The selection process for the 4-year programme is comparable to the 6-year programme. The admissions team will consider all parts of the application when making the decision of who to invite for interview. This includes academic abilities, personal statement and BMAT scores. Reference letters are also important. Over 80% of applicants will get invited to interview, and offers will be made based on both the interview and the overall quality of the application. Throughout the application process, Cambridge is looking for students to demonstrate that they are:

    • Are knowledgeable about the scientific basis of medicine, including its most recent developments
    • Are honest, caring, knowledgeable and competent and equipped to maintain good medical practice
    • Show respect for their patients at all times
    • Have excellent communication skills for use in the health care of diverse populations
    • Understand the importance of physical, psychological and social aspects of patient care
    • Possess a sound appreciation of ethical, legal and community issues
    • Are able to work effectively in multidisciplinary teams
    • Possess the capacity for inquiry and are prepared to continue learning, teaching, evaluation and research throughout their careers and to prepare them fully for their roles as doctors.

    INTERVIEW

    The interview process for the 4-year programme is comparable to the 6-year programme. Applicants will generally have two interviews, though some may have 1 and some may have 3. These are normally 1-on-1 interviews with an experienced clinical or academic. There are three key aspects to the assessment of the interview. These are:

          • Scientific and related competencies
          • Personal qualities and communications skills appropriate to a would-be doctor
          • Understanding of the professional and career requirements

    Note that Emmanuel College has videos of mock interviews available on their website at http://www.emma.cam.ac.uk/admissions/videos/interviews/?showvideo=46. Interviews can sometimes be scheduled in the applicant’s home country, which may include Canada, Malaysia, Singapore, Pakistan, China and India. If you wish to be considered for an overseas interview, remember that you may then have an earlier application deadline (e.g. for 2016 entry, the deadline for submission to request an overseas interview for China, Malaysia or Singapore is: 20th September 2015). Interviews at the university are often one-on-one, but specific colleges may vary slightly in their interview policies. Short video guides to preparing for the Cambridge interview are available from:http://www.undergraduate.study.cam.ac.uk/applying/interviews.

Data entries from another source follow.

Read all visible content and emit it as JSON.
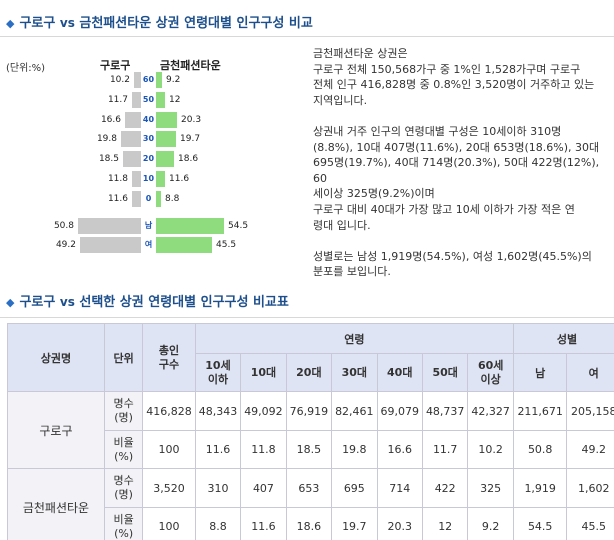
{
  "section1": {
    "title_a": "구로구",
    "title_vs": "vs",
    "title_b": "금천패션타운 상권 연령대별 인구구성 비교"
  },
  "pyramid": {
    "unit_label": "(단위:%)",
    "left_label": "구로구",
    "right_label": "금천패션타운",
    "colors": {
      "left": "#c9c9c9",
      "right": "#8fdc7e",
      "category": "#1a55b8"
    },
    "rows": [
      {
        "cat": "60",
        "left": "10.2",
        "right": "9.2"
      },
      {
        "cat": "50",
        "left": "11.7",
        "right": "12"
      },
      {
        "cat": "40",
        "left": "16.6",
        "right": "20.3"
      },
      {
        "cat": "30",
        "left": "19.8",
        "right": "19.7"
      },
      {
        "cat": "20",
        "left": "18.5",
        "right": "18.6"
      },
      {
        "cat": "10",
        "left": "11.8",
        "right": "11.6"
      },
      {
        "cat": "0",
        "left": "11.6",
        "right": "8.8"
      },
      {
        "cat": "남",
        "left": "50.8",
        "right": "54.5"
      },
      {
        "cat": "여",
        "left": "49.2",
        "right": "45.5"
      }
    ]
  },
  "description": {
    "lines": [
      "금천패션타운 상권은",
      "구로구 전체 150,568가구 중 1%인 1,528가구며 구로구",
      "전체 인구 416,828명 중 0.8%인 3,520명이 거주하고 있는",
      "지역입니다.",
      "",
      "상권내 거주 인구의 연령대별 구성은 10세이하 310명",
      "(8.8%), 10대 407명(11.6%), 20대 653명(18.6%), 30대",
      "695명(19.7%), 40대 714명(20.3%), 50대 422명(12%), 60",
      "세이상 325명(9.2%)이며",
      "구로구 대비 40대가 가장 많고 10세 이하가 가장 적은 연",
      "령대 입니다.",
      "",
      "성별로는 남성 1,919명(54.5%), 여성 1,602명(45.5%)의",
      "분포를 보입니다."
    ]
  },
  "section2": {
    "title_a": "구로구",
    "title_vs": "vs",
    "title_b": "선택한 상권 연령대별 인구구성 비교표"
  },
  "table": {
    "head": {
      "area": "상권명",
      "unit": "단위",
      "total_1": "총인",
      "total_2": "구수",
      "age_group": "연령",
      "sex_group": "성별"
    },
    "ages": [
      [
        "10세",
        "이하"
      ],
      [
        "10대"
      ],
      [
        "20대"
      ],
      [
        "30대"
      ],
      [
        "40대"
      ],
      [
        "50대"
      ],
      [
        "60세",
        "이상"
      ]
    ],
    "sexes": [
      "남",
      "여"
    ],
    "regions": [
      {
        "name": "구로구",
        "count_label": [
          "명수",
          "(명)"
        ],
        "ratio_label": [
          "비율",
          "(%)"
        ],
        "counts": [
          "416,828",
          "48,343",
          "49,092",
          "76,919",
          "82,461",
          "69,079",
          "48,737",
          "42,327",
          "211,671",
          "205,158"
        ],
        "ratios": [
          "100",
          "11.6",
          "11.8",
          "18.5",
          "19.8",
          "16.6",
          "11.7",
          "10.2",
          "50.8",
          "49.2"
        ]
      },
      {
        "name": "금천패션타운",
        "count_label": [
          "명수",
          "(명)"
        ],
        "ratio_label": [
          "비율",
          "(%)"
        ],
        "counts": [
          "3,520",
          "310",
          "407",
          "653",
          "695",
          "714",
          "422",
          "325",
          "1,919",
          "1,602"
        ],
        "ratios": [
          "100",
          "8.8",
          "11.6",
          "18.6",
          "19.7",
          "20.3",
          "12",
          "9.2",
          "54.5",
          "45.5"
        ]
      }
    ]
  }
}
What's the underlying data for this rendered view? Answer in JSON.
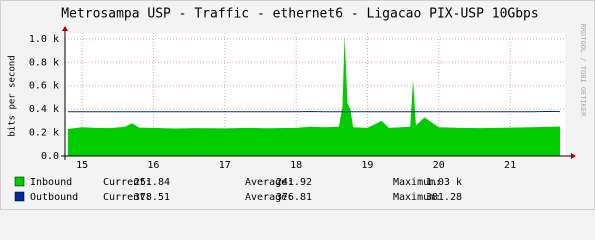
{
  "chart_data": {
    "type": "area",
    "title": "Metrosampa USP - Traffic - ethernet6 - Ligacao PIX-USP 10Gbps",
    "y_label": "bits per second",
    "watermark": "RRDTOOL / TOBI OETIKER",
    "x": [
      14.8,
      15.0,
      15.2,
      15.4,
      15.6,
      15.7,
      15.8,
      16.0,
      16.3,
      16.6,
      17.0,
      17.3,
      17.6,
      18.0,
      18.2,
      18.4,
      18.6,
      18.65,
      18.68,
      18.72,
      18.76,
      18.8,
      19.0,
      19.2,
      19.3,
      19.6,
      19.64,
      19.68,
      19.8,
      20.0,
      20.3,
      20.6,
      21.0,
      21.3,
      21.6,
      21.7
    ],
    "xlim": [
      14.76,
      21.77
    ],
    "xticks": [
      15,
      16,
      17,
      18,
      19,
      20,
      21
    ],
    "ylim": [
      0,
      1050
    ],
    "yticks": [
      {
        "value": 0,
        "label": "0.0"
      },
      {
        "value": 200,
        "label": "0.2 k"
      },
      {
        "value": 400,
        "label": "0.4 k"
      },
      {
        "value": 600,
        "label": "0.6 k"
      },
      {
        "value": 800,
        "label": "0.8 k"
      },
      {
        "value": 1000,
        "label": "1.0 k"
      }
    ],
    "grid": true,
    "stats_labels": [
      "Current:",
      "Average:",
      "Maximum:"
    ],
    "series": [
      {
        "name": "Inbound",
        "color": "#00cc00",
        "style": "area",
        "values": [
          230,
          245,
          240,
          238,
          250,
          280,
          242,
          240,
          235,
          238,
          236,
          240,
          237,
          240,
          250,
          245,
          250,
          420,
          1030,
          450,
          400,
          245,
          240,
          300,
          240,
          250,
          650,
          260,
          330,
          245,
          240,
          238,
          242,
          245,
          250,
          252
        ],
        "stats": [
          251.84,
          241.92,
          {
            "value": 1030,
            "label": "1.03 k"
          }
        ]
      },
      {
        "name": "Outbound",
        "color": "#002a97",
        "style": "line",
        "values": [
          378,
          378,
          378,
          378,
          378,
          378,
          378,
          378,
          378,
          378,
          378,
          378,
          378,
          378,
          380,
          378,
          378,
          378,
          378,
          378,
          378,
          378,
          378,
          378,
          378,
          378,
          378,
          378,
          378,
          378,
          378,
          378,
          378,
          378,
          381,
          378.5
        ],
        "stats": [
          378.51,
          376.81,
          381.28
        ]
      }
    ]
  }
}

    There are around 16 applicants per place on this course.

    Cambridge is currently ranked 3rd for Medicine by the QS World University Rankings

    1. 1. What’s good about studying medicine at your university?

      I liked the collegiate system and the small group teaching. Small group supervisions enabled the teaching to be tailored more to your needs and make you feel more comfortable asking questions and in discussions. You also spend time with people doing a variety of other degrees at your college, which is nice. The atmosphere in small colleges in particular is very friendly and you settle in quite quickly. There are hundreds of college based and university based societies, with something for everyone.

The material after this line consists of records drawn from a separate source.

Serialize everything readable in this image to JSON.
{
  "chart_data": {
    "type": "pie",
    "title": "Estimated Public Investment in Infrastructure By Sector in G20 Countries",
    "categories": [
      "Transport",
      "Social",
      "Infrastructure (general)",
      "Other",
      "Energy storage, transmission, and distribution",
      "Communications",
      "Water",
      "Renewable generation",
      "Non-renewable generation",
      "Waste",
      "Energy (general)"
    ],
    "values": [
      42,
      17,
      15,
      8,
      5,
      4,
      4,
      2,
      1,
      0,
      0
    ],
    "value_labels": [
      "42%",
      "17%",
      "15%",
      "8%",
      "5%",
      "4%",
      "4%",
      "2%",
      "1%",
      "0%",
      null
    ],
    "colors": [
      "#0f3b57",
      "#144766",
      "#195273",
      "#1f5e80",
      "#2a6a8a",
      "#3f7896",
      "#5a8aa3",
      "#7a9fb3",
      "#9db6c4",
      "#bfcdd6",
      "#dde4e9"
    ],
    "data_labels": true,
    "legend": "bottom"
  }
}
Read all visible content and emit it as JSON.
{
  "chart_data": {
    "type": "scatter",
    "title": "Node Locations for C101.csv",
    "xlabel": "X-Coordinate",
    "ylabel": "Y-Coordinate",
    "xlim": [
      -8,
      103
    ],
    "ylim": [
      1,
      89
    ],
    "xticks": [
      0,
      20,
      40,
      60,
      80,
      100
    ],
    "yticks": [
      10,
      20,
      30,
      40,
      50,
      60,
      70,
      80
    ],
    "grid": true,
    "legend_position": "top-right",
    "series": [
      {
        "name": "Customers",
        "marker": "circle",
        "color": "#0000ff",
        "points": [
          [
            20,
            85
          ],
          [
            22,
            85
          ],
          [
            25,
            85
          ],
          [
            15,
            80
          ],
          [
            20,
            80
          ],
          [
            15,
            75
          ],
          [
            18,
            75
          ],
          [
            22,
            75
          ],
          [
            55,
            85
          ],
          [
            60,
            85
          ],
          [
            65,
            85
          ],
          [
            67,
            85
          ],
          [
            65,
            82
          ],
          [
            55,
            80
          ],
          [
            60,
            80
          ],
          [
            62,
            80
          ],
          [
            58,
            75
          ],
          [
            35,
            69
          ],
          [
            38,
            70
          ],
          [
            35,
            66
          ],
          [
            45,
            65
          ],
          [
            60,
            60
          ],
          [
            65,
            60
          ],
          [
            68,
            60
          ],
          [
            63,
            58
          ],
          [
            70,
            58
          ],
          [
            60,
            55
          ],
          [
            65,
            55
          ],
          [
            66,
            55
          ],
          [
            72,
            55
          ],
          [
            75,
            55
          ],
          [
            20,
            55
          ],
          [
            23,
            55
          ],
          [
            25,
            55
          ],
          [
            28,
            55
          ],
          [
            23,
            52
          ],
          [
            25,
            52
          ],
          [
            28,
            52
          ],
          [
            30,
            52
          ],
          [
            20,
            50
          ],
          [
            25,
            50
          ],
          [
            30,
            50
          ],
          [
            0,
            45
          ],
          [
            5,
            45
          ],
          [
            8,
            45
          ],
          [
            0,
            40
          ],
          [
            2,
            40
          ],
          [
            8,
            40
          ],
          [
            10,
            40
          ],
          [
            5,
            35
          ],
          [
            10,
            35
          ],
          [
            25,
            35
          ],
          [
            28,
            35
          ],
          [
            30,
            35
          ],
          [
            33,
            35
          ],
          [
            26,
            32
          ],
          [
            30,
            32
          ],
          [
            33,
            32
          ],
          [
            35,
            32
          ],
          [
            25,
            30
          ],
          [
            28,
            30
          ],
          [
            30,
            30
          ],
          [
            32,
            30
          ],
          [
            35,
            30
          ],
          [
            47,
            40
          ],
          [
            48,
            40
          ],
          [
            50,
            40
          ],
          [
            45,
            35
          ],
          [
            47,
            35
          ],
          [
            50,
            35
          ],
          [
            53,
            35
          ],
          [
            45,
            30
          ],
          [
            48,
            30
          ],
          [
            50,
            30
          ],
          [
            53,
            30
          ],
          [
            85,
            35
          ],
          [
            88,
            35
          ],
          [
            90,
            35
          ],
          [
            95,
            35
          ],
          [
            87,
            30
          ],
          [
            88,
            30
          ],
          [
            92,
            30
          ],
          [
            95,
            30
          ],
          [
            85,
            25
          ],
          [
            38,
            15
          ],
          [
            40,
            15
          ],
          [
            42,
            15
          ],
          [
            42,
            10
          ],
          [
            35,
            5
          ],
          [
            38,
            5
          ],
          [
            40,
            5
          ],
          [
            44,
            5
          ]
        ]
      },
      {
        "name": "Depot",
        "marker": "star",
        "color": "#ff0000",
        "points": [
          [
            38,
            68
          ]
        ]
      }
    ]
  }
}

    2. 2.What’s not so good?

      Although it provides a rigorous scientific foundation, the course is not for everyone. The pre-clinical years are separated into different subjects, for example Anatomy, Biochemistry and Physiology in the first year. The lectures are interesting but with weekly supervisions and essays in each subject, it is quite demanding. There is also minimal clinical contact in the first three years.

    3. 3. Do you have any advice for someone thinking of applying here?

      For someone who is more interested in the clinical aspects of medicine and how it relates to the core sciences, I would recommend a course that integrates clinical teaching early on.

    4. 4. Do you have any tips on how to get in?

      Good grades at school are helpful, but you have to show that you are a well-rounded person and pursue other interests. Reading beyond the school curriculum and showing an interest in journals is also helpful and can be a useful source of discussion in the interview.